TW body image.
I threw my back out over the weekend, as you guys know. It's still hurting me, though not as much as it was; if I move a certain way I'll wince in pain, and sleeping is really difficult because I toss and turn to try to get more comfortable. And I haven't exercised in several days because I don't want to make this worse.
I hate not exercising. I really hate it. And I've started to get a little bit obsessive about the gym since I began going, so this week feels like I'm a total failure because i'm not meeting my Fitbit goal for a few days in a row. You guys have been privy to my issues with body image, and have been amazing and supportive.

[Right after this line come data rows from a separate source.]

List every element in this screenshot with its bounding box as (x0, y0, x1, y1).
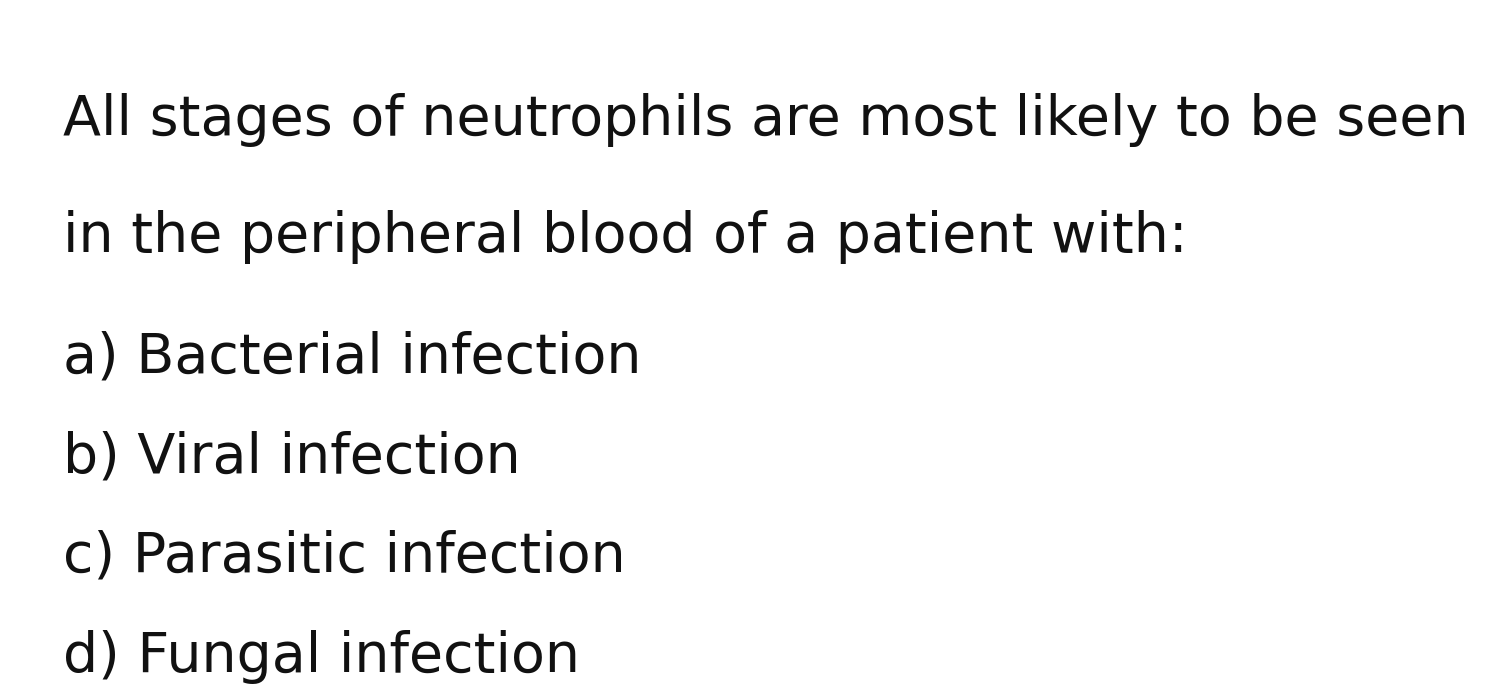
Text: b) Viral infection: b) Viral infection (63, 430, 520, 484)
Text: All stages of neutrophils are most likely to be seen: All stages of neutrophils are most likel… (63, 93, 1468, 147)
Text: in the peripheral blood of a patient with:: in the peripheral blood of a patient wit… (63, 210, 1188, 264)
Text: a) Bacterial infection: a) Bacterial infection (63, 330, 642, 384)
Text: d) Fungal infection: d) Fungal infection (63, 630, 580, 683)
Text: c) Parasitic infection: c) Parasitic infection (63, 530, 626, 583)
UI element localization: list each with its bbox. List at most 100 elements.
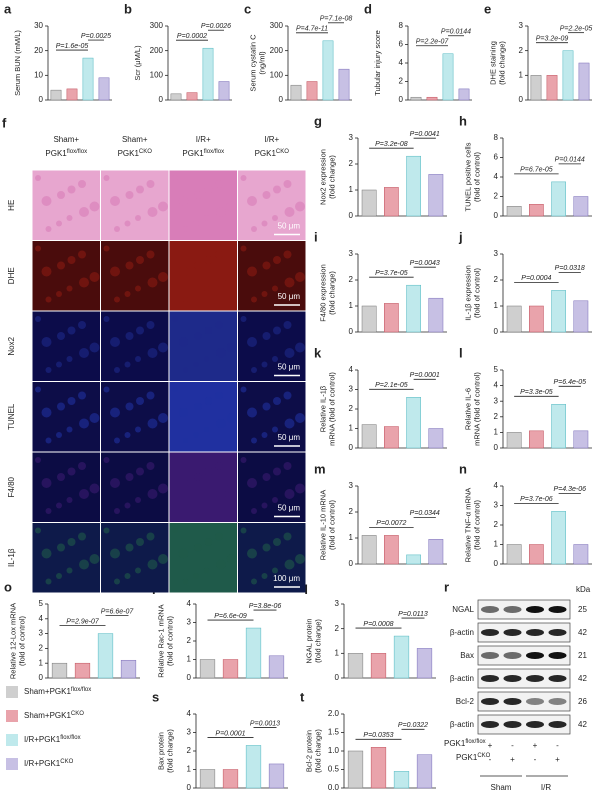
legend-label: I/R+PGK1CKO [24,759,74,769]
tissue-texture [146,180,155,188]
bar [562,50,574,101]
bar [202,47,214,101]
tissue-texture [261,573,268,579]
legend-label-main: Sham+PGK1 [24,687,71,696]
micrograph [101,170,169,240]
tissue-texture [158,554,168,564]
bar [506,544,522,565]
tissue-texture [41,548,52,559]
y-axis-label: mRNA (fold of control) [327,372,336,446]
y-axis-label: Relative TNF-α mRNA [463,488,472,563]
panel-letter: i [314,229,318,244]
y-tick-label: 2 [349,275,354,284]
y-tick-label: 0 [494,443,499,452]
tissue-texture [240,386,247,393]
genotype-label-sup: flox/flox [465,739,485,745]
y-tick-label: 5 [39,599,44,608]
p-value: P=0.0144 [555,157,585,164]
row-label: HE [7,200,16,211]
y-tick-label: 300 [150,21,164,30]
tissue-texture [216,277,226,288]
tissue-texture [45,508,52,514]
tissue-texture [193,220,199,227]
legend-label: I/R+PGK1flox/flox [24,735,81,745]
tissue-texture [203,426,210,433]
y-tick-label: 0 [187,783,192,792]
y-tick-label: 1 [349,301,354,310]
micrograph [101,452,169,522]
y-tick-label: 0 [349,559,354,568]
genotype-label-main: PGK1 [456,753,478,762]
tissue-texture [240,245,247,252]
tissue-texture [262,191,271,199]
tissue-texture [35,527,41,534]
p-value: P=6.4e-05 [554,379,587,386]
panel-letter: k [314,345,322,360]
column-header-main: PGK1 [182,149,204,158]
blot-band [503,629,522,636]
y-axis-label: (ng/ml) [257,51,266,75]
y-axis-label: Tubular injury score [373,30,382,96]
bar [578,62,590,101]
bar [506,206,522,217]
genotype-sign: - [556,741,559,750]
bar [222,769,239,789]
blot-band [481,675,499,682]
tissue-texture [35,457,41,463]
bar [370,653,387,679]
y-tick-label: 1 [494,301,499,310]
p-value: P=4.7e-11 [296,26,328,33]
y-tick-label: 4 [399,58,404,67]
tissue-texture [204,326,213,335]
bar [322,40,334,101]
row-label: F4/80 [7,476,16,497]
blot-band [503,721,522,728]
tissue-texture [216,207,226,217]
scale-label: 50 μm [278,363,301,372]
tissue-texture [203,356,210,362]
tissue-texture [158,483,168,494]
tissue-texture [56,291,62,297]
tissue-texture [147,559,158,570]
bar [245,627,262,679]
tissue-texture [178,337,189,347]
bar [406,554,421,565]
y-tick-label: 3 [349,249,354,258]
y-tick-label: 2 [39,644,44,653]
y-tick-label: 2 [187,636,192,645]
blot-band [481,606,499,613]
y-axis-label: Bax protein [156,732,165,770]
tissue-texture [41,196,52,206]
y-tick-label: 200 [270,46,284,55]
y-axis-label: F4/80 expression [318,264,327,322]
panel-letter: a [4,1,12,16]
tissue-texture [79,559,89,570]
p-value: P=6.6e-09 [214,613,247,620]
tissue-texture [251,508,257,514]
genotype-sign: + [510,755,515,764]
tissue-texture [57,191,65,199]
y-tick-label: 3 [349,385,354,394]
p-value: P=0.0113 [398,611,428,618]
tissue-texture [110,478,120,488]
tissue-texture [66,285,73,292]
tissue-texture [89,201,100,212]
tissue-texture [193,432,199,438]
tissue-texture [216,418,226,429]
p-value: P=3.2e-09 [536,36,569,43]
bar [370,747,387,789]
micrograph [32,170,100,240]
p-value: P=0.0322 [398,722,428,729]
legend-swatch [6,710,18,722]
bar [361,424,377,449]
y-tick-label: 1 [494,428,499,437]
bar [268,763,285,789]
tissue-texture [35,175,41,181]
band-label: β-actin [450,628,474,637]
tissue-texture [226,483,237,494]
bar [290,84,302,101]
blot-band [548,629,567,636]
bar [529,430,544,449]
tissue-texture [136,467,144,476]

But I'm done. I'm really done.
I can't survive and be so miserable, waiting to fit into these skirts and dresses I own. So today, after work ends in an hour, I'm going dress shopping. I got a government rebate for $100 and I'm going to splurge a little on some new clothes. I'm tired of feeling like I'm inadequate because I'm not a certain shape or size. I can't count calories right now, because I tend to get obsessive about it and it just makes me frustrated and overwhelmed, so I won't. I'm going to buy new pretty clothes that are flattering and nice, and I'm going to continue going to the gym and eating relatively healthy but not starving myself and not actively dieting. I'm going to eat candy if I feel like eating goddamn candy. And if I'm not my ideal size this summer, then I'm not. I'm still kicking ass and doing really good things for my mental and physical health by going to the gym. I haven't seen huge improvement but I have seen some, and if I keep it up I know I'll see muscle develop and all my lines get leaner. But there is no need to make myself miserable.